Thanks for the info. I have access to a MacBook Pro 2018 and a Thinkpad from 2015. So I could conect to a eGPU via USB-C. But I belive a cloud solution works best for me, I will keep you updated about that.

Just to bring things into perspective: how long would the training with 35 h take with a modern GPU? Would it be days or still weeks?

For now I will experiment with smaller datasets of my own voice to learn more and have something to show to others. Most likely I will invest money for a full training after the next release of the dataset in august or so.

Are you running Linux or macOS ? There’s no CUDA support on TensorFlow for macOS, so you won’t be able to.

That depends on the definion of “modern GPU” you have as well as your training parameters, but with 35h and 20 epochs (likely too much), it’s very likely to be < 1h.

With 2x RTX2080Ti, I’m training 15 epochs on 650h in ~7h, more or less 18min per epoch.

Good to know, I will think about bootcamp, but this looks just like another argument for a cloud solution or a desktop PC.

This sounds promising, maybe it’s time to invest in a gaming pc :slight_smile:

It’s likely this would be more efficient, but it’s also more expensive. I guess you need to check how fast can cloud-based run, and check costs of both.

1 Like

There are additional arguments you can use to speed things up, such as —use_cudnn_rnn (requires a GPU) and —automatic_mixed_precision=True.

Using CPU alone might take too long, even a small GPU will boost your training a lot. I have read about people using Google colab TPU to train, but that’s maybe a bit tricky.

If you have some money available, you should get a Google, MS, AWS VM with just one GPU. 35h input with 1 V100 should run an epoch in ca. 10 minutes. As it costs about 2.50 USD an hour, that could be a a feasible option.

Try @agarwalaashish20 's repo to get you started. Definitely increase batch sizes (2, 4, 8), that might even boost CPU for you now. And use TF 1.15 for 0.6.0, that worked well for me.

Beware, 35 hours is not much for general language, might work for specific stuff.

2 Likes

I will try that. Are you talking about this repo: https://github.com/AASHISHAG/deepspeech-german ?

I am aware of that, I mainly want to do this to learn and to get a feeling about the results. At which point can I expect better results? I think if I consider both the sentence collection speed and the resonance in the community the best that I can expect until August is 150 h from 1000 people. Would that be enough for a first alpha of a general purpose voice recognition system that could be usable for people who donated to the dataset or is 1 000 hours really the minimum?

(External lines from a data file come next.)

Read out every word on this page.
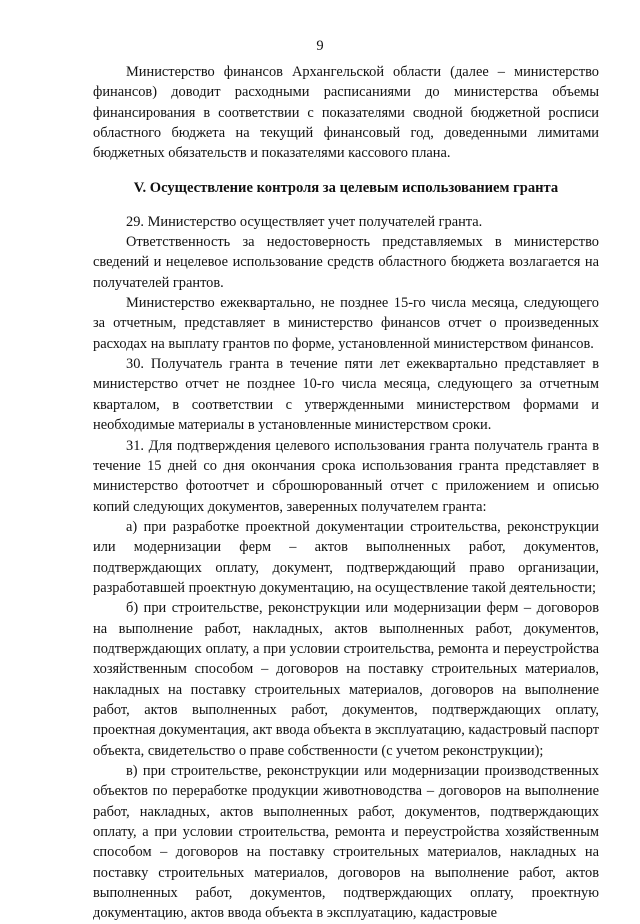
9

Министерство финансов Архангельской области (далее – министерство финансов) доводит расходными расписаниями до министерства объемы финансирования в соответствии с показателями сводной бюджетной росписи областного бюджета на текущий финансовый год, доведенными лимитами бюджетных обязательств и показателями кассового плана.

V. Осуществление контроля за целевым использованием гранта

29. Министерство осуществляет учет получателей гранта.

Ответственность за недостоверность представляемых в министерство сведений и нецелевое использование средств областного бюджета возлагается на получателей грантов.

Министерство ежеквартально, не позднее 15-го числа месяца, следующего за отчетным, представляет в министерство финансов отчет о произведенных расходах на выплату грантов по форме, установленной министерством финансов.

30. Получатель гранта в течение пяти лет ежеквартально представляет в министерство отчет не позднее 10-го числа месяца, следующего за отчетным кварталом, в соответствии с утвержденными министерством формами и необходимые материалы в установленные министерством сроки.

31. Для подтверждения целевого использования гранта получатель гранта в течение 15 дней со дня окончания срока использования гранта представляет в министерство фотоотчет и сброшюрованный отчет с приложением и описью копий следующих документов, заверенных получателем гранта:

а) при разработке проектной документации строительства, реконструкции или модернизации ферм – актов выполненных работ, документов, подтверждающих оплату, документ, подтверждающий право организации, разработавшей проектную документацию, на осуществление такой деятельности;

б) при строительстве, реконструкции или модернизации ферм – договоров на выполнение работ, накладных, актов выполненных работ, документов, подтверждающих оплату, а при условии строительства, ремонта и переустройства хозяйственным способом – договоров на поставку строительных материалов, накладных на поставку строительных материалов, договоров на выполнение работ, актов выполненных работ, документов, подтверждающих оплату, проектная документация, акт ввода объекта в эксплуатацию, кадастровый паспорт объекта, свидетельство о праве собственности (с учетом реконструкции);

в) при строительстве, реконструкции или модернизации производственных объектов по переработке продукции животноводства – договоров на выполнение работ, накладных, актов выполненных работ, документов, подтверждающих оплату, а при условии строительства, ремонта и переустройства хозяйственным способом – договоров на поставку строительных материалов, накладных на поставку строительных материалов, договоров на выполнение работ, актов выполненных работ, документов, подтверждающих оплату, проектную документацию, актов ввода объекта в эксплуатацию, кадастровые
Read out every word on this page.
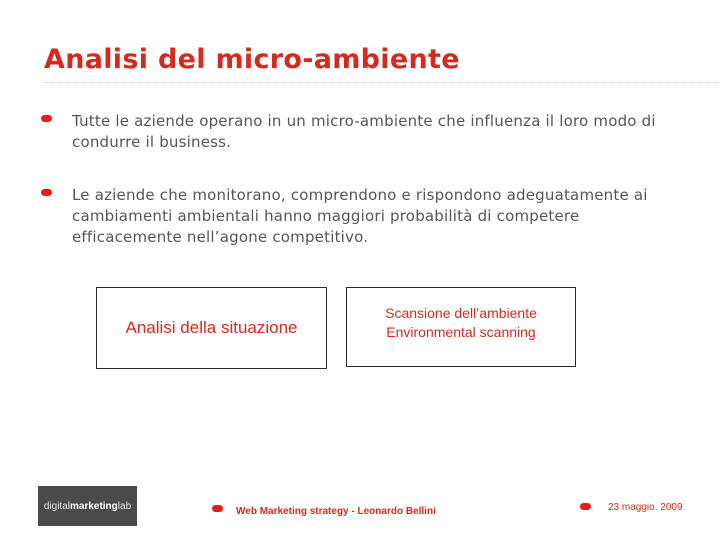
Analisi del micro-ambiente
Tutte le aziende operano in un micro-ambiente che influenza il loro modo di condurre il business.
Le aziende che monitorano, comprendono e rispondono adeguatamente ai cambiamenti ambientali hanno maggiori probabilità di competere efficacemente nell’agone competitivo.
Analisi della situazione
Scansione dell’ambiente
Environmental scanning
digital marketing lab	Web Marketing strategy - Leonardo Bellini	23 maggio. 2009
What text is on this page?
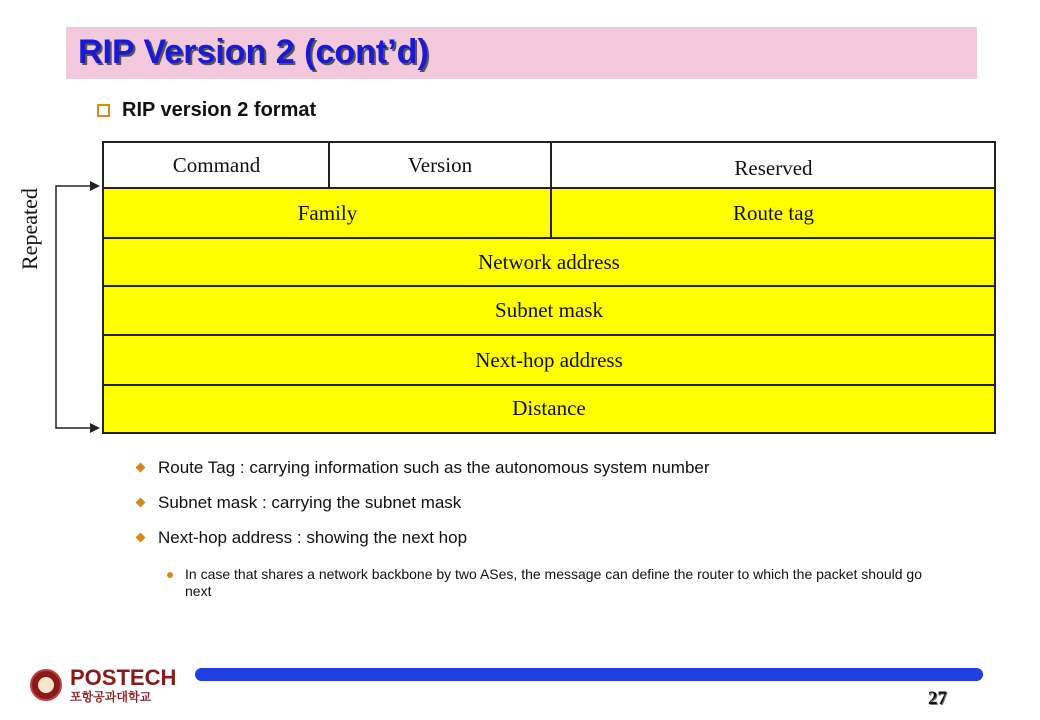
RIP Version 2 (cont’d)
RIP version 2 format
Repeated
Command	Version	Reserved
Family	Route tag
Network address
Subnet mask
Next-hop address
Distance
Route Tag : carrying information such as the autonomous system number
Subnet mask : carrying the subnet mask
Next-hop address : showing the next hop
In case that shares a network backbone by two ASes, the message can define the router to which the packet should go next
POSTECH
포항공과대학교	27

Yep, deepspeech-german is a good start :slight_smile:

As for the amount necessary, it depends how good the results should be. I would argue that you get a decent model for the common voice input. But I guess someone will build a German model this year with a lot more that you could then refine (Transformer) to your needs.

1 Like

For reference, with mixed sources on French I achieved to get around 650h and this is producing good enough results for demo-ing, and getting people on board.

1 Like

I finally found a service that is usable without a credit card and payable for me. I now use a machine with two 1080Tis in the cloud on

They are a little more expensive than others but I won’t use them for weeks, so this is okay for me.

If you just want a German model, why not try this one first. Is on 0.6 code base, but fresh :slight_smile:

I want to create a model for Esperanto (plus I want to learn the technology).

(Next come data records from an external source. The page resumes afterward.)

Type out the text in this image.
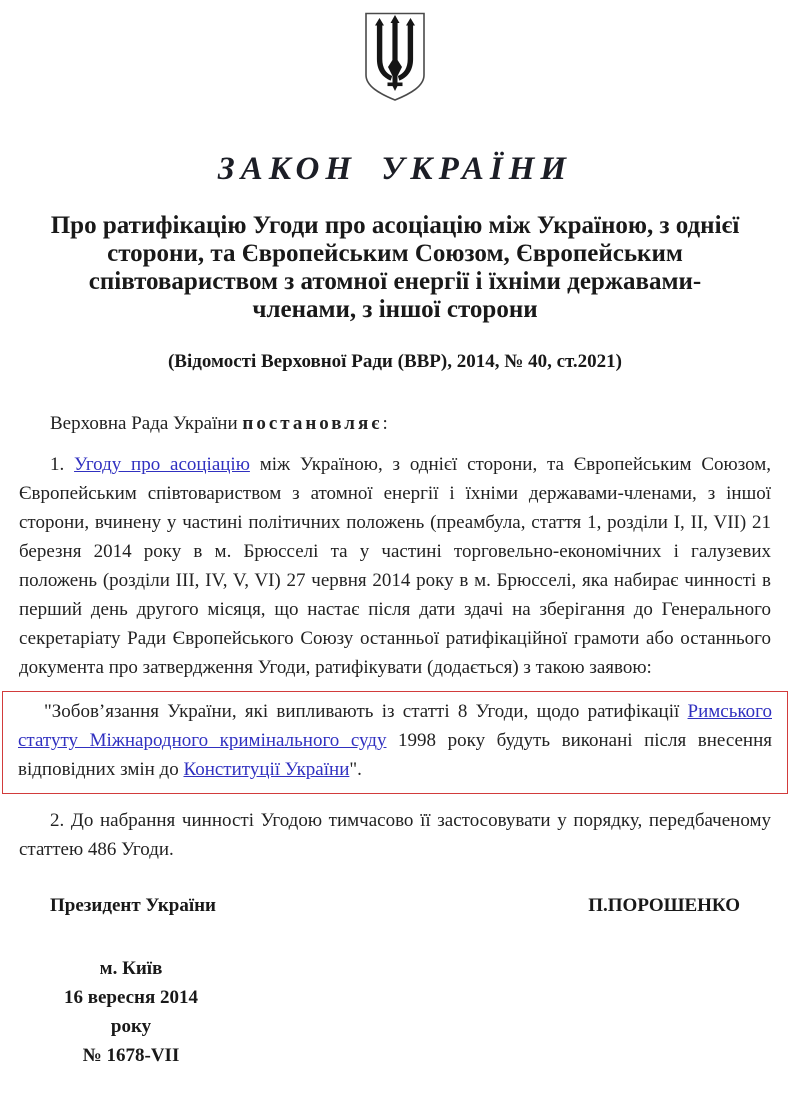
ЗАКОН УКРАЇНИ
Про ратифікацію Угоди про асоціацію між Україною, з однієї
сторони, та Європейським Союзом, Європейським
співтовариством з атомної енергії і їхніми державами-
членами, з іншої сторони
(Відомості Верховної Ради (ВВР), 2014, № 40, ст.2021)

Верховна Рада України постановляє:

1. Угоду про асоціацію між Україною, з однієї сторони, та Європейським Союзом, Європейським співтовариством з атомної енергії і їхніми державами-членами, з іншої сторони, вчинену у частині політичних положень (преамбула, стаття 1, розділи I, II, VII) 21 березня 2014 року в м. Брюсселі та у частині торговельно-економічних і галузевих положень (розділи III, IV, V, VI) 27 червня 2014 року в м. Брюсселі, яка набирає чинності в перший день другого місяця, що настає після дати здачі на зберігання до Генерального секретаріату Ради Європейського Союзу останньої ратифікаційної грамоти або останнього документа про затвердження Угоди, ратифікувати (додається) з такою заявою:

"Зобов’язання України, які випливають із статті 8 Угоди, щодо ратифікації Римського статуту Міжнародного кримінального суду 1998 року будуть виконані після внесення відповідних змін до Конституції України".

2. До набрання чинності Угодою тимчасово її застосовувати у порядку, передбаченому статтею 486 Угоди.

Президент України	П.ПОРОШЕНКО
м. Київ
16 вересня 2014 року
№ 1678-VII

But I will also try out the German model, of course. How good is it already?

Ah, yes I remember. Quality is really good for speaking slowly and clearly, worse for accent and or fast.

1 Like

Nice, can’t wait until Firefox Voice and Mycroft support deepspeech. I assume the quality is better for people who actually donated to the dataset right?

I know that the 35 h (and soon 70h) of Esperanto won’t bring good results. I see this as a learning project and if I can create a network that is somewhat functional this can also be used to motivate people to donate more audio.